Belgium drug bust: GRA, CANU know who deleted scanner images
Thousands of deleted scanner images relating to a container of scrap metal, which left Guyana late September for Belgium and was found there with 11.5 tonnes of cocaine, were shared with the Customs Anti-Narcotic Unit (CANU) which has since managed to pinpoint who deleted the files.
“There is some difficulty because over 50,000 images were provided to CANU. They are trying nevertheless to examine them but for sure it is known who removed the images with the dates and the time,” Minister of Home Affairs, Robeson Benn told the media on Monday at the sidelines of an event at the Lusignan Prison.
According to the Minister the person is now the subject of parallel investigations with CANU and the Guyana Revenue Authority (GRA).
The News Room was further told by the Head of CANU James Singh that the person was initially arrested early November along with three others. Three GRA employees and a broker were arrested in November and were all subsequently released.
GRA managed to recover the images earlier this month. Thousands of other deleted files were also recovered, raising serious concerns for the authorities at GRA.

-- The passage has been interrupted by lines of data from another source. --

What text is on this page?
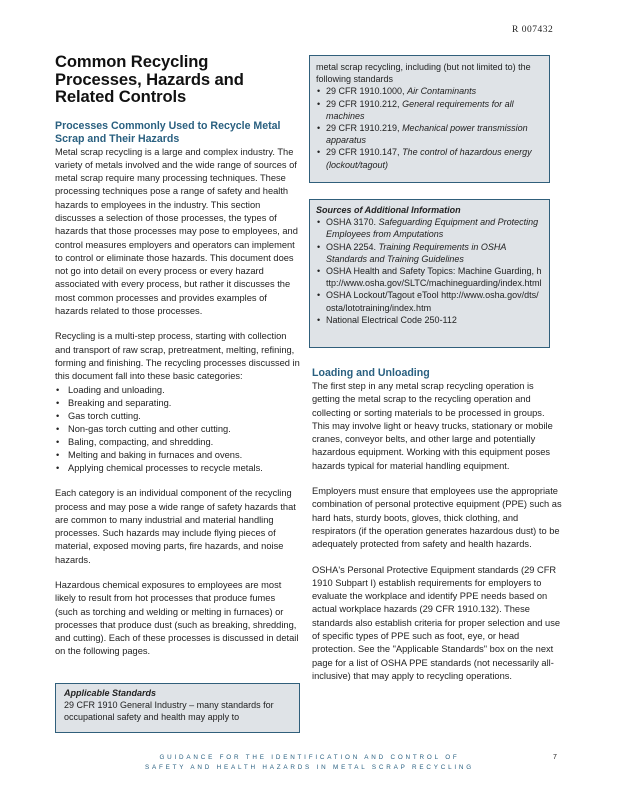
R 007432
Common Recycling Processes, Hazards and Related Controls
Processes Commonly Used to Recycle Metal Scrap and Their Hazards

Metal scrap recycling is a large and complex industry. The variety of metals involved and the wide range of sources of metal scrap require many processing techniques. These processing techniques pose a range of safety and health hazards to employees in the industry. This section discusses a selection of those processes, the types of hazards that those processes may pose to employees, and control measures employers and operators can implement to control or eliminate those hazards. This document does not go into detail on every process or every hazard associated with every process, but rather it discusses the most common processes and provides examples of hazards related to those processes.

Recycling is a multi-step process, starting with collection and transport of raw scrap, pretreatment, melting, refining, forming and finishing. The recycling processes discussed in this document fall into these basic categories:

• Loading and unloading.
• Breaking and separating.
• Gas torch cutting.
• Non-gas torch cutting and other cutting.
• Baling, compacting, and shredding.
• Melting and baking in furnaces and ovens.
• Applying chemical processes to recycle metals.

Each category is an individual component of the recycling process and may pose a wide range of safety hazards that are common to many industrial and material handling processes. Such hazards may include flying pieces of material, exposed moving parts, fire hazards, and noise hazards.

Hazardous chemical exposures to employees are most likely to result from hot processes that produce fumes (such as torching and welding or melting in furnaces) or processes that produce dust (such as breaking, shredding, and cutting). Each of these processes is discussed in detail on the following pages.

Applicable Standards
29 CFR 1910 General Industry – many standards for occupational safety and health may apply to
metal scrap recycling, including (but not limited to) the following standards
• 29 CFR 1910.1000, Air Contaminants
• 29 CFR 1910.212, General requirements for all machines
• 29 CFR 1910.219, Mechanical power transmission apparatus
• 29 CFR 1910.147, The control of hazardous energy (lockout/tagout)
Sources of Additional Information
• OSHA 3170. Safeguarding Equipment and Protecting Employees from Amputations
• OSHA 2254. Training Requirements in OSHA Standards and Training Guidelines
• OSHA Health and Safety Topics: Machine Guarding, http://www.osha.gov/SLTC/machineguarding/index.html
• OSHA Lockout/Tagout eTool http://www.osha.gov/dts/osta/lototraining/index.htm
• National Electrical Code 250-112
Loading and Unloading

The first step in any metal scrap recycling operation is getting the metal scrap to the recycling operation and collecting or sorting materials to be processed in groups. This may involve light or heavy trucks, stationary or mobile cranes, conveyor belts, and other large and potentially hazardous equipment. Working with this equipment poses hazards typical for material handling equipment.

Employers must ensure that employees use the appropriate combination of personal protective equipment (PPE) such as hard hats, sturdy boots, gloves, thick clothing, and respirators (if the operation generates hazardous dust) to be adequately protected from safety and health hazards.

OSHA's Personal Protective Equipment standards (29 CFR 1910 Subpart I) establish requirements for employers to evaluate the workplace and identify PPE needs based on actual workplace hazards (29 CFR 1910.132). These standards also establish criteria for proper selection and use of specific types of PPE such as foot, eye, or head protection. See the "Applicable Standards" box on the next page for a list of OSHA PPE standards (not necessarily all-inclusive) that may apply to recycling operations.

GUIDANCE FOR THE IDENTIFICATION AND CONTROL OF
SAFETY AND HEALTH HAZARDS IN METAL SCRAP RECYCLING
7
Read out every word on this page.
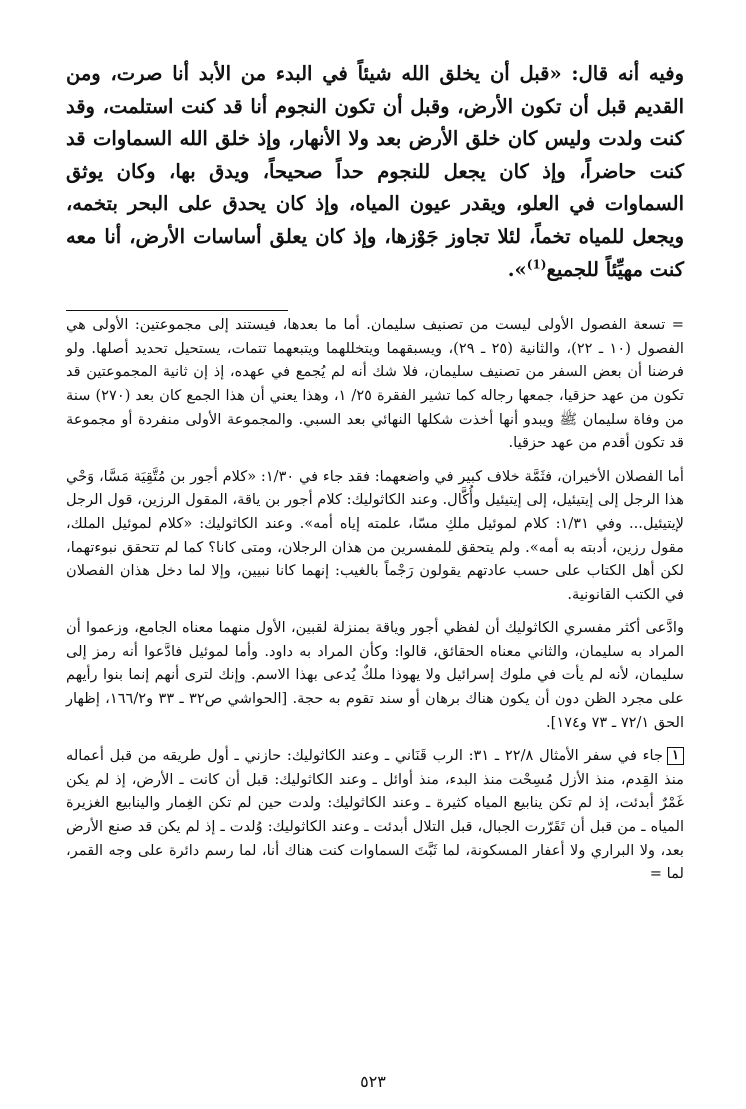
وفيه أنه قال: «قبل أن يخلق الله شيئاً في البدء من الأبد أنا صرت، ومن القديم قبل أن تكون الأرض، وقبل أن تكون النجوم أنا قد كنت استلمت، وقد كنت ولدت وليس كان خلق الأرض بعد ولا الأنهار، وإذ خلق الله السماوات قد كنت حاضراً، وإذ كان يجعل للنجوم حداً صحيحاً، ويدق بها، وكان يوثق السماوات في العلو، ويقدر عيون المياه، وإذ كان يحدق على البحر بتخمه، ويجعل للمياه تخماً، لئلا تجاوز جَوْزها، وإذ كان يعلق أساسات الأرض، أنا معه كنت مهيِّئاً للجميع$^{(1)}$».

= تسعة الفصول الأولى ليست من تصنيف سليمان. أما ما بعدها، فيستند إلى مجموعتين: الأولى هي الفصول (١٠ ـ ٢٢)، والثانية (٢٥ ـ ٢٩)، ويسبقهما ويتخللهما ويتبعهما تتمات، يستحيل تحديد أصلها. ولو فرضنا أن بعض السفر من تصنيف سليمان، فلا شك أنه لم يُجمع في عهده، إذ إن ثانية المجموعتين قد تكون من عهد حزقيا، جمعها رجاله كما تشير الفقرة ٢٥/ ١، وهذا يعني أن هذا الجمع كان بعد (٢٧٠) سنة من وفاة سليمان ﷺ ويبدو أنها أخذت شكلها النهائي بعد السبي. والمجموعة الأولى منفردة أو مجموعة قد تكون أقدم من عهد حزقيا.

أما الفصلان الأخيران، فثَمَّة خلاف كبير في واضعهما: فقد جاء في ١/٣٠: «كلام أجور بن مُتَّقِيَة مَسَّا، وَحْي هذا الرجل إلى إيتيئيل، إلى إيتيئيل وأُكَّال. وعند الكاثوليك: كلام أجور بن ياقة، المقول الرزين، قول الرجل لإيتيئيل... وفي ١/٣١: كلام لموئيل ملكِ مسّا، علمته إياه أمه». وعند الكاثوليك: «كلام لموئيل الملك، مقول رزين، أدبته به أمه». ولم يتحقق للمفسرين من هذان الرجلان، ومتى كانا؟ كما لم تتحقق نبوءتهما، لكن أهل الكتاب على حسب عادتهم يقولون رَجْماً بالغيب: إنهما كانا نبيين، وإلا لما دخل هذان الفصلان في الكتب القانونية.

وادَّعى أكثر مفسري الكاثوليك أن لفظي أجور وياقة بمنزلة لقبين، الأول منهما معناه الجامع، وزعموا أن المراد به سليمان، والثاني معناه الحقائق، قالوا: وكأن المراد به داود. وأما لموئيل فادَّعوا أنه رمز إلى سليمان، لأنه لم يأت في ملوك إسرائيل ولا يهوذا ملكٌ يُدعى بهذا الاسم. وإنك لترى أنهم إنما بنوا رأيهم على مجرد الظن دون أن يكون هناك برهان أو سند تقوم به حجة. [الحواشي ص٣٢ ـ ٣٣ و١٦٦/٢، إظهار الحق ٧٢/١ ـ ٧٣ و١٧٤].

١جاء في سفر الأمثال ٢٢/٨ ـ ٣١: الرب قَنَاني ـ وعند الكاثوليك: حازني ـ أول طريقه من قبل أعماله منذ القِدم، منذ الأزل مُسِحْت منذ البدء، منذ أوائل ـ وعند الكاثوليك: قبل أن كانت ـ الأرض، إذ لم يكن غَمْرٌ أبدئت، إذ لم تكن ينابيع المياه كثيرة ـ وعند الكاثوليك: ولدت حين لم تكن الغِمار والينابيع الغزيرة المياه ـ من قبل أن تَقَرّرت الجبال، قبل التلال أبدئت ـ وعند الكاثوليك: وُلدت ـ إذ لم يكن قد صنع الأرض بعد، ولا البراري ولا أعفار المسكونة، لما ثَبَّتَ السماوات كنت هناك أنا، لما رسم دائرة على وجه القمر، لما =

٥٢٣
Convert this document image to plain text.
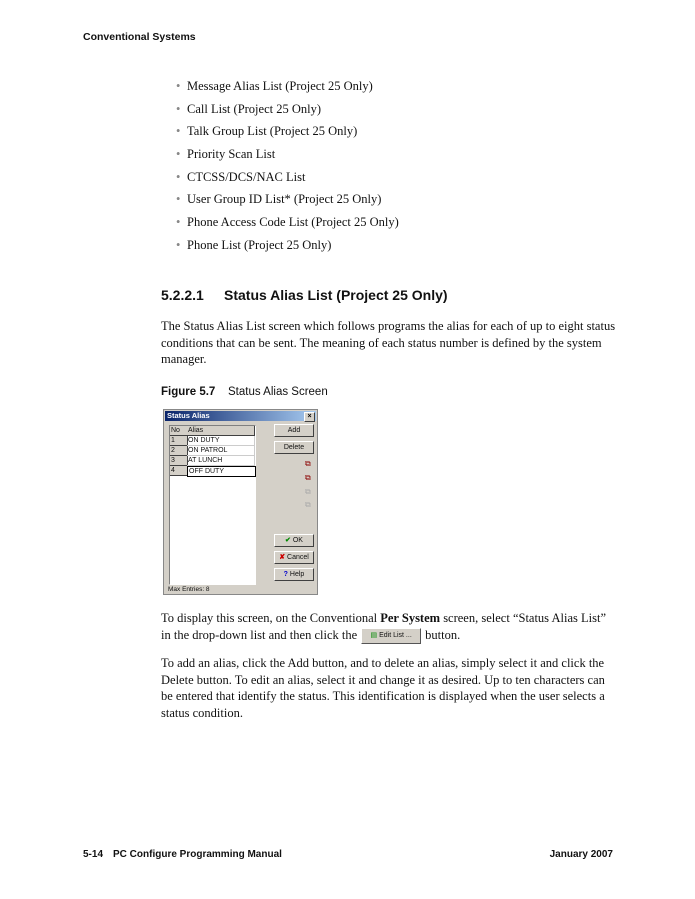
Conventional Systems
• Message Alias List (Project 25 Only)
• Call List (Project 25 Only)
• Talk Group List (Project 25 Only)
• Priority Scan List
• CTCSS/DCS/NAC List
• User Group ID List* (Project 25 Only)
• Phone Access Code List (Project 25 Only)
• Phone List (Project 25 Only)
5.2.2.1 Status Alias List (Project 25 Only)
The Status Alias List screen which follows programs the alias for each of up to eight status conditions that can be sent. The meaning of each status number is defined by the system manager.
Figure 5.7 Status Alias Screen
Status Alias	×
No	Alias
1	ON DUTY
2	ON PATROL
3	AT LUNCH
4	OFF DUTY
Add
Delete
⧉
⧉
⧉
⧉
✔ OK
✘ Cancel
? Help
Max Entries: 8
To display this screen, on the Conventional Per System screen, select “Status Alias List” in the drop-down list and then click the ▤ Edit List ... button.
To add an alias, click the Add button, and to delete an alias, simply select it and click the Delete button. To edit an alias, select it and change it as desired. Up to ten characters can be entered that identify the status. This identification is displayed when the user selects a status condition.
5-14 PC Configure Programming Manual	January 2007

Commissioner General of GRA Godfrey Statia had told the News Room that investigations found that an administrative passcode was used to delete the files, but even more surprising is that the passcode was used by multiple persons.
The files were retrieved using local resources but the process was timely. The modern high tech scanner was donated by the Chinese government with specific features to detect drugs and other illegal items.
In the meantime, CANU continues the search for the local shipper, Marlon Primo of 701 Cummings Lodge, East Coast Demerara (ECD) and 69 Atlantic Ville, ECD.
On November 08, a wanted bulletin was issued for Primo, who operates MA Trading. Anyone knowing Primo’s whereabouts is kindly asked to make contact with CANU HQ – 227 – 3507 or 226 – 0431.
CANU has also requested the assistance of international counterparts in an effort to locate Primo. Even though there is no record of him leaving Guyana through any official port of entry, every possible option is being explored.
Local detectives, during the initial investigation, also discovered explosives at a Region Four property.
CANU have also being receiving support from the Belgium authorities as it relates to the sharing of information regarding the seizure.
“The Belgiums are proceeding with their investigation, there was a former head of the Belgium Narcotics Division who was being sought and some examination were recently made in other parts of the country with respect to trafficking routes, that is where we are at the moment,” Minister Benn explained.
The Belgian Times reported the drug bust as the largest in the world with an estimated street value of €900 million. The shipment left Guyana on September 25 and was opened in Belgium on October 27.
The illegal substance was disguised as scrap metal and placed inside a steel container which was in turn packed into a sea container and loaded into a transatlantic vessel. Local authorities found that the ship stopped in Guadeloupe for a few days.